Restait à comprendre comment la protéine ISG20 pouvait reconnaître spécifiquement l’ARN viral. L’observation d’une chute du niveau d’ARNpg encapsidé, en présence d’une protéine ISG20 mutée dans son activité exonucléase, a permis aux auteurs d’émettre l’hypothèse que celle-ci pouvait reconnaître l’ARNpg de l’HBV et entrer en compétition avec la polymérase virale. Comme mentionné précédemment, l’assemblage des particules implique la fixation de la polymérase virale à la boucle ε de l’ARNpg, suivie du recrutement des protéines de capside. Par une série d’expériences d’immunoprécipitation, puis d’analyses des ARN viraux par northern blot, Liu et al. ont montré que la protéine ISG20 interagissait avec l’ARNpg via son domaine Exo III, mais indépendamment de son domaine catalytique Exo II. Des expériences de retard sur gel ont permis de montrer qu’ISG20 se fixait préférentiellement au niveau de la boucle ε de l’ARNpg, dans une région proche de celle reconnue par la polymérase virale. Ceci suggérait que ces deux protéines pouvaient entrer en compétition pour la fixation à l’ARNpg par un mécanisme d’inhibition allostérique.

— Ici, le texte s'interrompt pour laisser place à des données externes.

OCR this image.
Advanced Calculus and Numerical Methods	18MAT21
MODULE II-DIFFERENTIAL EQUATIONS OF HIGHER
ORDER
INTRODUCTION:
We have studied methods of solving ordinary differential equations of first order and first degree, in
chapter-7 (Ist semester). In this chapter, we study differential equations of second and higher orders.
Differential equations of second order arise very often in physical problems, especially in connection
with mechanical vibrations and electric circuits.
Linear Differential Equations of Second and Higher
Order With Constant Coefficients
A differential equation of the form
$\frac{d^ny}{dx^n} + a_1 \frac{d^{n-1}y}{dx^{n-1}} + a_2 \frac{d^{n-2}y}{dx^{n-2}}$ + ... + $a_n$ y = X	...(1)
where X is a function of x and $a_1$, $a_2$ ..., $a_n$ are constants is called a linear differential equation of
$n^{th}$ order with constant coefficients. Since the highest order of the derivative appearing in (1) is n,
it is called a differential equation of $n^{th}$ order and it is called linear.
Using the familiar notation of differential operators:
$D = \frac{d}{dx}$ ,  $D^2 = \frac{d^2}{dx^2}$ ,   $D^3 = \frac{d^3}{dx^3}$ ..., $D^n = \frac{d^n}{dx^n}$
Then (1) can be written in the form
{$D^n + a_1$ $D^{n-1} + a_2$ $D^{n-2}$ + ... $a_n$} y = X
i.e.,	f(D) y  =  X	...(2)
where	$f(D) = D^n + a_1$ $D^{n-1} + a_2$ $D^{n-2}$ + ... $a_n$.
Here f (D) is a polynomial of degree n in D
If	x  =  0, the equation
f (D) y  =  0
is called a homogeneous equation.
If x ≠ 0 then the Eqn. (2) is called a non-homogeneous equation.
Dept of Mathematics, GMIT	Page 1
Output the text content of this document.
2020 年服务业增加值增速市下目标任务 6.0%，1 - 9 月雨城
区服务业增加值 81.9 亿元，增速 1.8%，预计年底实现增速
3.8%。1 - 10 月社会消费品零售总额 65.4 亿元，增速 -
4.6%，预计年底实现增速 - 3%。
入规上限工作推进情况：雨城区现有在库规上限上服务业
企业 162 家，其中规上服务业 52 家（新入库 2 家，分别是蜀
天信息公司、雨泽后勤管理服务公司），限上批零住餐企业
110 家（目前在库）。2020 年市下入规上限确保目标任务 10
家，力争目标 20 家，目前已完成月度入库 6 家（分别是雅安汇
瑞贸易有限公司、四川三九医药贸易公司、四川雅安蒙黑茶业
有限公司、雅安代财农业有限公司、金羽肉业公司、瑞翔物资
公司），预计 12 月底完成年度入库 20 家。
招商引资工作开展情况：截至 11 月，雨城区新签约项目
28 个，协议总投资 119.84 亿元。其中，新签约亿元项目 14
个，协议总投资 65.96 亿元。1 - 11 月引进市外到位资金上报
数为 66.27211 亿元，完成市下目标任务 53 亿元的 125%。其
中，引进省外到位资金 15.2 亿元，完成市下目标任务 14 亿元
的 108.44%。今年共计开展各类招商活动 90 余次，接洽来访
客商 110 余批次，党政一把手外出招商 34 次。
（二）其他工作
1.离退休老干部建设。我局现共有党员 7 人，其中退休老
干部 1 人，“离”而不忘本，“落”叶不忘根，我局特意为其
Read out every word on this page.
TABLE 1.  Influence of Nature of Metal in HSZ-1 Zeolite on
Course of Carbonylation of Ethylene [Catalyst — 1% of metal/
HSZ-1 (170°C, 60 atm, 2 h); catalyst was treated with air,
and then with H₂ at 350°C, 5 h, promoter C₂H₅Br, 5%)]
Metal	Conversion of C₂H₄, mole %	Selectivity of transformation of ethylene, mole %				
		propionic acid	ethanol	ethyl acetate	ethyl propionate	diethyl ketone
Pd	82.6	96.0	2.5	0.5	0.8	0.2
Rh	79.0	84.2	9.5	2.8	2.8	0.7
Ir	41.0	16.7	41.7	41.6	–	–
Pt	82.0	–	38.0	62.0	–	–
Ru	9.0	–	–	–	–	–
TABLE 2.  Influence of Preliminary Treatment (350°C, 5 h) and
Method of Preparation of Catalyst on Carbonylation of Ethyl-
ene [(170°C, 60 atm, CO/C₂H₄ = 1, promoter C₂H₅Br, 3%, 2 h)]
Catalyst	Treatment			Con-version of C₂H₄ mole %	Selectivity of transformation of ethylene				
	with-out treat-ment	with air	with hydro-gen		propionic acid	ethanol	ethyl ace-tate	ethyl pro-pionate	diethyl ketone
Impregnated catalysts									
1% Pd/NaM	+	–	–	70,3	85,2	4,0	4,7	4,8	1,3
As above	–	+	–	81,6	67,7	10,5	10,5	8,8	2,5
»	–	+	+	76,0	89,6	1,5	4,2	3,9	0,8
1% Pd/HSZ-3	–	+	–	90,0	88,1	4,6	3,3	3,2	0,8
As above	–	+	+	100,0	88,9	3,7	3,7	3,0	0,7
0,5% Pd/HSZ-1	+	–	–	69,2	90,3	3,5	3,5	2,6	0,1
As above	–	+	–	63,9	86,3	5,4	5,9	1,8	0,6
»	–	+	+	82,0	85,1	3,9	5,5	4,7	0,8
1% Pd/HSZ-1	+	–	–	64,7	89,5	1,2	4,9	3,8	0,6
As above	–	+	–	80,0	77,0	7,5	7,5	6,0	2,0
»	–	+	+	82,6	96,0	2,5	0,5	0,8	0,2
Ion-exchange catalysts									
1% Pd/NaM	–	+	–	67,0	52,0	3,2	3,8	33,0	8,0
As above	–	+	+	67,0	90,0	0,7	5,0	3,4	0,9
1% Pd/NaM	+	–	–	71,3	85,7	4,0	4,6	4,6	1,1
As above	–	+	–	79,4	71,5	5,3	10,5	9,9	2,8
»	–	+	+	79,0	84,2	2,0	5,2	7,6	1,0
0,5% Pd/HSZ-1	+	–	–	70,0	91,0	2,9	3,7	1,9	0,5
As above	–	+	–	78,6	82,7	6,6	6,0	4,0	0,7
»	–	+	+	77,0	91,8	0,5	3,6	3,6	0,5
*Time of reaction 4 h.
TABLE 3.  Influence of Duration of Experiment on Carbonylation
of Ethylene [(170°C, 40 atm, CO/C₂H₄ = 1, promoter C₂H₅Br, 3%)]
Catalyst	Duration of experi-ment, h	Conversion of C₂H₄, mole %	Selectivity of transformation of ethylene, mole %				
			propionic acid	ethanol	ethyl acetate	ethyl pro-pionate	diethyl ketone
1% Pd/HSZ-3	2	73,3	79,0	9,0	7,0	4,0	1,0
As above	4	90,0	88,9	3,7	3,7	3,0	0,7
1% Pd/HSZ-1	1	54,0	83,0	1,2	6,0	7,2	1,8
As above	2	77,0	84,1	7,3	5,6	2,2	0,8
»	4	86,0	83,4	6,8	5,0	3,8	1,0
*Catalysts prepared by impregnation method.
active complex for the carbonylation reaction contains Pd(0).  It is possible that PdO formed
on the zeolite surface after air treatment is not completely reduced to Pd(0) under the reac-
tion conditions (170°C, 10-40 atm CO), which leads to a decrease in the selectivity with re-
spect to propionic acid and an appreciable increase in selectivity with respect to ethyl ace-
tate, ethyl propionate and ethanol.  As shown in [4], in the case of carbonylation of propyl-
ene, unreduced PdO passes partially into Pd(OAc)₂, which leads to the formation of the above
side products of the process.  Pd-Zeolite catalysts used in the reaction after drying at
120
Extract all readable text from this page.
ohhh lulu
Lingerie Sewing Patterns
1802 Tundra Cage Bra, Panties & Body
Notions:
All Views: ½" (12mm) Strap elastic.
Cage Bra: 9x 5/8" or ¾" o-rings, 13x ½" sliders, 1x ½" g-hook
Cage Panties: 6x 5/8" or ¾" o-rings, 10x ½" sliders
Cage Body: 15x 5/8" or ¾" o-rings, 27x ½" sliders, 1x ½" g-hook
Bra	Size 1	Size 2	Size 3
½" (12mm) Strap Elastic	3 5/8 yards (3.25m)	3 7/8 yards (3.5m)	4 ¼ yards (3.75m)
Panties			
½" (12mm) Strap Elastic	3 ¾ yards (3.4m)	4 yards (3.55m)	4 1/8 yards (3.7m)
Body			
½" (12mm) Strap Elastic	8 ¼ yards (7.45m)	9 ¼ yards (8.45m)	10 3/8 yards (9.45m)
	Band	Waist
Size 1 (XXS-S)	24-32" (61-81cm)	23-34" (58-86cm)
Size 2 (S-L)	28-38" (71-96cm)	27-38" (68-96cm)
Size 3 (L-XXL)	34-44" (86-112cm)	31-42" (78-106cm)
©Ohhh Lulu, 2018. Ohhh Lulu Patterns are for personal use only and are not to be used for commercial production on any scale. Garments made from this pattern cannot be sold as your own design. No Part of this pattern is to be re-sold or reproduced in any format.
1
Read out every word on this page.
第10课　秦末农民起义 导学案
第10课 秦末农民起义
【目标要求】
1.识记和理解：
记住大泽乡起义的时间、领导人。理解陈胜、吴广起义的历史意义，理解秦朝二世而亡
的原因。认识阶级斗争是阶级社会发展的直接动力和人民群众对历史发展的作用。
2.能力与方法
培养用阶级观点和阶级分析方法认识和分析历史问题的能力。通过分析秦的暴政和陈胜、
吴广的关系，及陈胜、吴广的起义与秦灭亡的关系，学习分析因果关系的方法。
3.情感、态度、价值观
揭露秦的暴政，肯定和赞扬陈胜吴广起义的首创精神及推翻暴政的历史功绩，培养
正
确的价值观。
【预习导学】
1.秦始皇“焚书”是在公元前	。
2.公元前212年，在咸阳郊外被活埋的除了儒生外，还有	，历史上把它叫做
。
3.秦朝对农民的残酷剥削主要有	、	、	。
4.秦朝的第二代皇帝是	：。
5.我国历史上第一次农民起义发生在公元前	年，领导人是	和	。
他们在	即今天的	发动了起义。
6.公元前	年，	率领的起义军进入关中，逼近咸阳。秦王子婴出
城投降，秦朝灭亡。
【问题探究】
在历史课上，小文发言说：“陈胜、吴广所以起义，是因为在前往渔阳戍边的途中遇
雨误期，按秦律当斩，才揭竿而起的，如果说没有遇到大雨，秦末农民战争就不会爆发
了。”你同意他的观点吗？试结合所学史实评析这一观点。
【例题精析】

Conclusions et perspectives thérapeutiques

Ce travail a permis de montrer que la protéine ISG20 reconnaît spécifiquement l’ARNpg d’HBV et induit sa dégradation. Faut-il pour autant considérer l’ISG20 comme un facteur de restriction du HBV comme le proposent Liu et al. ? Bien qu’aucune définition ne fasse consensus, les facteurs de restriction virale présentent certaines caractéristiques communes, telles qu’une expression basale dans quasiment tous les tissus et une modulation possible par l’IFN-α. Plus spécifiquement, Harris et al. ont défini un facteur de restriction viral selon quatre points : (1) une diminution forte et directe de l’infectivité du virus ; (2) l’existence d’un mécanisme d’échappement viral ; (3) l’implication de la réponse immunitaire dans le fonctionnement du facteur de restriction, notamment par la réponse IFN-α ; (4) une compétition entre le facteur de restriction et le mécanisme d’échappement viral se traduisant par une signature d’évolution rapide dans la séquence du gène cellulaire [6, 7] ().

(→) Voir la Synthèse de L. Gerossier et al., m/s n° 10, octobre 2016, page 808

Dans le cas d’ISG20, le mécanisme d’échappement viral ainsi que la signature d’évolution rapide dans la séquence du gène restent à prouver. D’autres questions sont également en suspens dont, en particulier, le mode d’action d’ISG20 contre d’autres virus à ARN et son effet potentiel sur des ARN messagers cellulaires. Enfin, il faut remarquer que ces expériences ont été, pour la plupart, réalisées dans des modèles de cellules tumorales transfectées avec des plasmides codant le génome d’HBV. Il semble donc important de vérifier si l’ISG20 se comporte de façon similaire dans des modèles d’hépatocytes primaires infectés par l’HBV.

Cette approche anti-HBV de type ISG20-like, par déstabilisation des ARN de manière directe ou indirecte, constitue une piste thérapeutique, qui commence à être de plus en plus explorée dans l’optique de développer de nouvelles classes d’agents antiviraux. Des travaux récents se sont focalisés sur le développement de molécules pouvant affecter la stabilité des ARN viraux. Il s’agit, en particulier, des molécules RG7834 (Roche) et DHQ-1 (Arbutus Bio Pharma), qui permettent de diminuer les taux d’ARNm viraux en les déstabilisant [8,9]. Bien que plusieurs mécanismes puissent conduire à la dégradation des ARN viraux, une perspective ouverte par l’étude de Liu et al. consisterait à sélectionner des molécules ayant la capacité de se fixer sur la boucle ε de l’ARNpg. De façon intéressante, l’utilisation d’aptamères mimant la structure de la boucle ε supprime la réplication d’HBV en empêchant son interaction avec la polymérase virale [10]. Les résultats de Liu et al. confirment ainsi le potentiel thérapeutique de stratégies visant à cibler et dégrader spécifiquement les ARN viraux, et fournissent de nouvelles données mécanistiques importantes pour la sélection de molécules à activité antivirale.

Liens d’intérêt

Les auteurs déclarent n’avoir aucun lien d’intérêt concernant les données publiées dans cet article.

 
Footnotes
1 Famille de protéines présentant un enchaînement d’acides aminés DED en N-terminal et deux séquences de localisation nucléaire (NLS).